Other operators use fields to control behavior depending on where a point is in space.

For example, you can recreate what the twist operator does using a rotate with a value field controlling the Rotate parameter, applying different amounts of rotation at different coordinates along the axis.

Rotate and axisDistanceField as twist

Field Types

There are two different kinds of data that a field can produce:

  • Float: a single numeric value.
  • Vector: 4 numeric values.

ROPs that use fields may support one or both of those types.

How Fields are Used by ROPs

Operators like rotate use the provided field to decide how much rotation to apply at each position in space. The rotate asks the field what the values are for the current position and gets back either a single number of a set of 4 (a vector). If it’s a single number, and the rotate is using the mode that spins around a single axis, that single number is applied to the rotation around the axis. If it’s a vector and rotate is using the Euler XYZ mode, the first number is applied to X rotation, the second to Y, the third to Z, and the fourth is ignored.

Position-Based Fields

The simplest case of a position-based field is positionField. It takes in the provided coordinates, and just returns them (along with an extra 0 to fill the vector).

The pointDistanceField is similar, but instead it returns the distance between the provided coordinates and some other point in space. Unlike positionField, it returns just a single value (the distance).

Most filters that are used for SDFs can also work for fields that use positions. If you had a positionField and you passed that through a translate would return values that are offset by some distance.

Non-Position Fields

While fields make use of the parameters that are passed to them, they don’t necessarily have to. Some operators like lfoField ignore the provided coordinates and use other sources of data to produce values. In the case of lfoField, it uses the current time from either the global application time or from the associated timeline.

Ways That Coordinates are Passed to Fields

When an operator is using a field input, it provides some form of coordinates to that field. The most common case of this is to just pass along the position where that operator is being evaluated. In most (or all) cases where the field accepts the same type of coordinates as the operator that is using it, that same position is being passed along.

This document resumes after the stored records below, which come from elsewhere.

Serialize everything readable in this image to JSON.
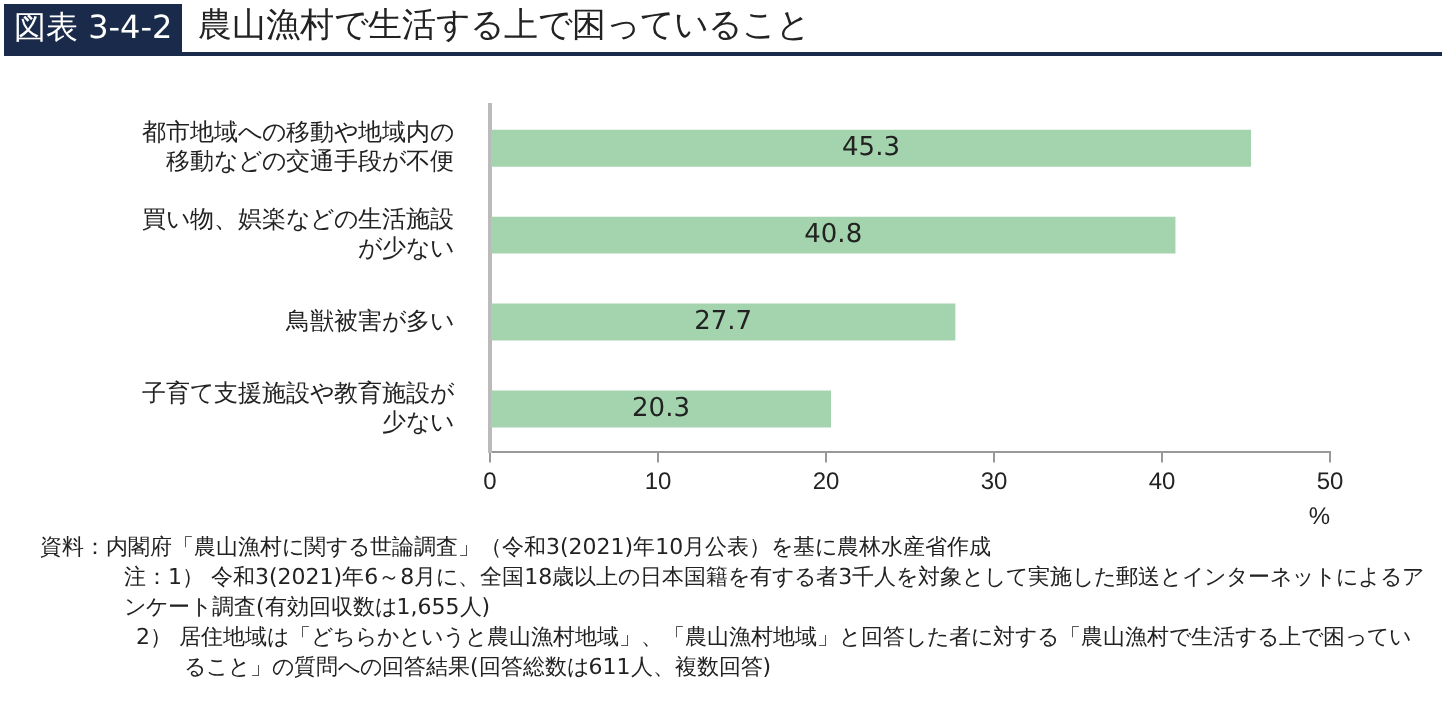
{
  "chart_data": {
    "type": "bar",
    "orientation": "horizontal",
    "title": "農山漁村で生活する上で困っていること",
    "categories": [
      "都市地域への移動や地域内の移動などの交通手段が不便",
      "買い物、娯楽などの生活施設が少ない",
      "鳥獣被害が多い",
      "子育て支援施設や教育施設が少ない"
    ],
    "values": [
      45.3,
      40.8,
      27.7,
      20.3
    ],
    "color": "#a3d4ad",
    "data_labels": true,
    "xlim": [
      0,
      50
    ],
    "xticks": [
      0,
      10,
      20,
      30,
      40,
      50
    ],
    "xlabel": "%",
    "annotations": [
      "図表 3-4-2",
      "資料：内閣府「農山漁村に関する世論調査」（令和3(2021)年10月公表）を基に農林水産省作成",
      "注：1） 令和3(2021)年6～8月に、全国18歳以上の日本国籍を有する者3千人を対象として実施した郵送とインターネットによるアンケート調査(有効回収数は1,655人)",
      "2） 居住地域は「どちらかというと農山漁村地域」、「農山漁村地域」と回答した者に対する「農山漁村で生活する上で困っていること」の質問への回答結果(回答総数は611人、複数回答)"
    ]
  }
}
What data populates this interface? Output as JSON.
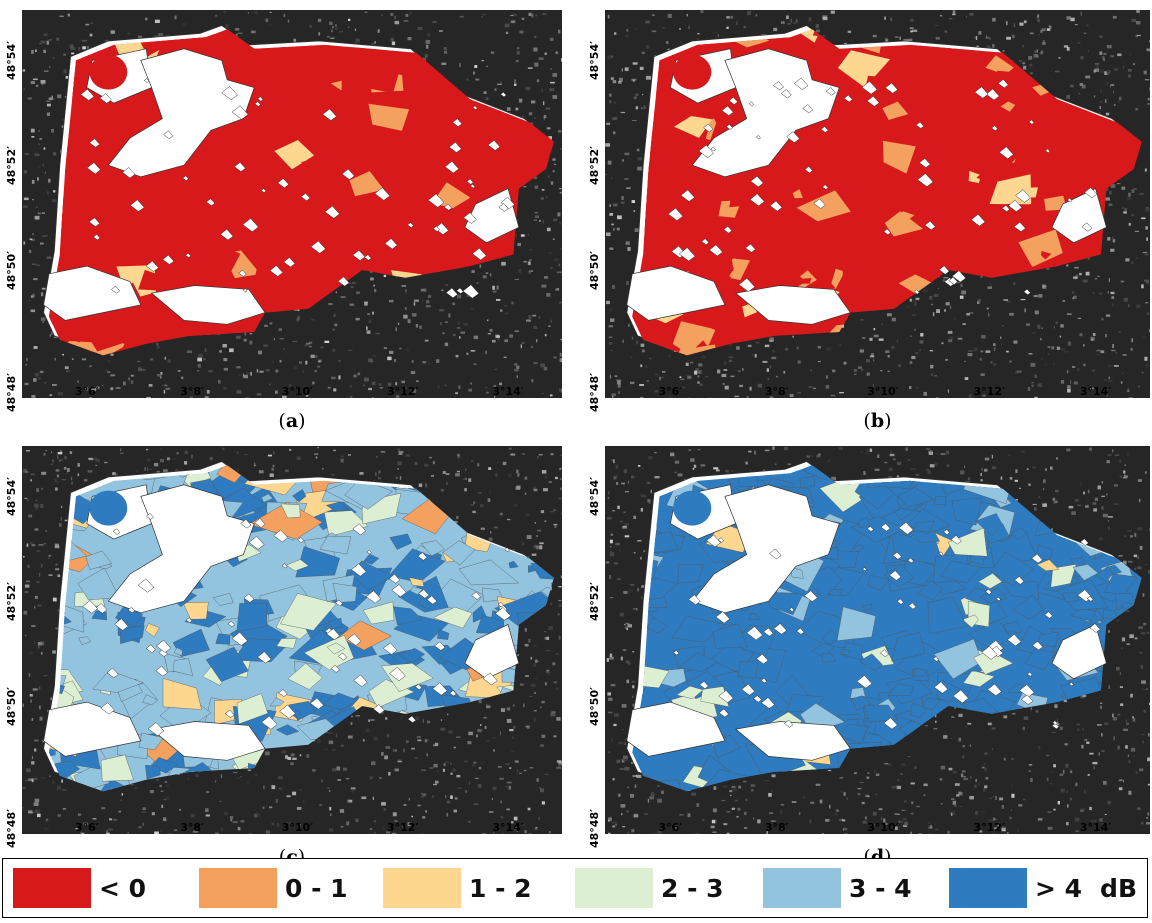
{
  "panels": [
    {
      "id": "a",
      "caption_open": "(",
      "caption_letter": "a",
      "caption_close": ")",
      "scheme": "red"
    },
    {
      "id": "b",
      "caption_open": "(",
      "caption_letter": "b",
      "caption_close": ")",
      "scheme": "red-mixed"
    },
    {
      "id": "c",
      "caption_open": "(",
      "caption_letter": "c",
      "caption_close": ")",
      "scheme": "blue-mixed"
    },
    {
      "id": "d",
      "caption_open": "(",
      "caption_letter": "d",
      "caption_close": ")",
      "scheme": "blue"
    }
  ],
  "latitude_labels": [
    "48°54′",
    "48°52′",
    "48°50′",
    "48°48′"
  ],
  "longitude_labels": [
    "3°6′",
    "3°8′",
    "3°10′",
    "3°12′",
    "3°14′"
  ],
  "legend": {
    "unit": "dB",
    "classes": [
      {
        "label": "< 0",
        "color": "#d7191c"
      },
      {
        "label": "0 - 1",
        "color": "#f4a05f"
      },
      {
        "label": "1 - 2",
        "color": "#fdd68f"
      },
      {
        "label": "2 - 3",
        "color": "#dcefd2"
      },
      {
        "label": "3 - 4",
        "color": "#92c4e0"
      },
      {
        "label": "> 4",
        "color": "#2e7bbf"
      }
    ]
  },
  "colors": {
    "background_sar": "#262626",
    "mask": "#ffffff",
    "outline": "#333333"
  }
}
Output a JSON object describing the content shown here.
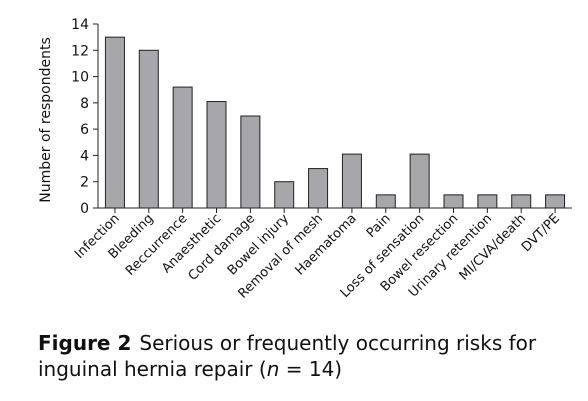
{
  "chart_data": {
    "type": "bar",
    "ylabel": "Number of respondents",
    "xlabel": "",
    "ylim": [
      0,
      14
    ],
    "yticks": [
      0,
      2,
      4,
      6,
      8,
      10,
      12,
      14
    ],
    "categories": [
      "Infection",
      "Bleeding",
      "Reccurrence",
      "Anaesthetic",
      "Cord damage",
      "Bowel injury",
      "Removal of mesh",
      "Haematoma",
      "Pain",
      "Loss of sensation",
      "Bowel resection",
      "Urinary retention",
      "MI/CVA/death",
      "DVT/PE"
    ],
    "values": [
      13,
      12,
      9.2,
      8.1,
      7,
      2,
      3,
      4.1,
      1,
      4.1,
      1,
      1,
      1,
      1
    ],
    "bar_color": "#a6a6ab"
  },
  "caption": {
    "figure_label": "Figure 2",
    "text_before_n": "Serious or frequently occurring risks for inguinal hernia repair (",
    "n_var": "n",
    "text_after_n": " = 14)"
  }
}
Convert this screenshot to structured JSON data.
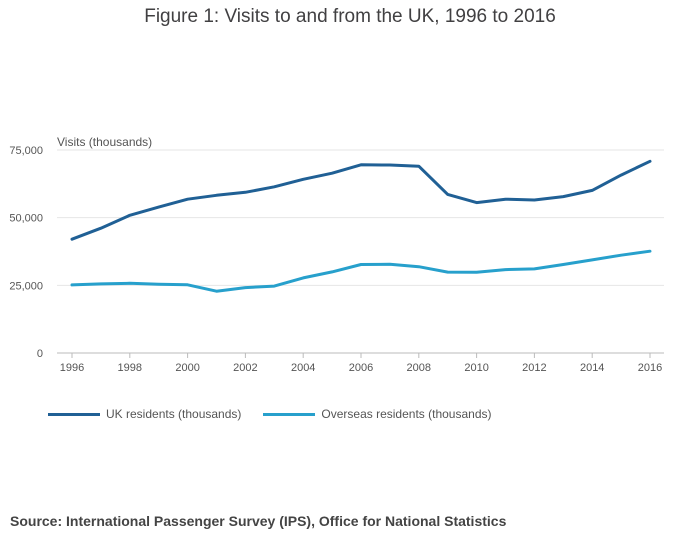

In other cases, an operator might accept a field that takes a different type of coordinates than what the operator uses. These operators will provide the field with some other type of value as the coordinates. Each operator that does this handles it differently. For example, if a field using 1D coordinates is passed into mobiusRingSdf, it will give it the angle of the current point around the axis of the ring. This can be used with a waveField to vary the thickness of the ring with a sine wave that wraps around the ring’s axis.

mobiusRingSdf using angle as coordinate for thickness field

Operators that support these types of inputs will document which types of coordinates they support and what kind of values they use for each type.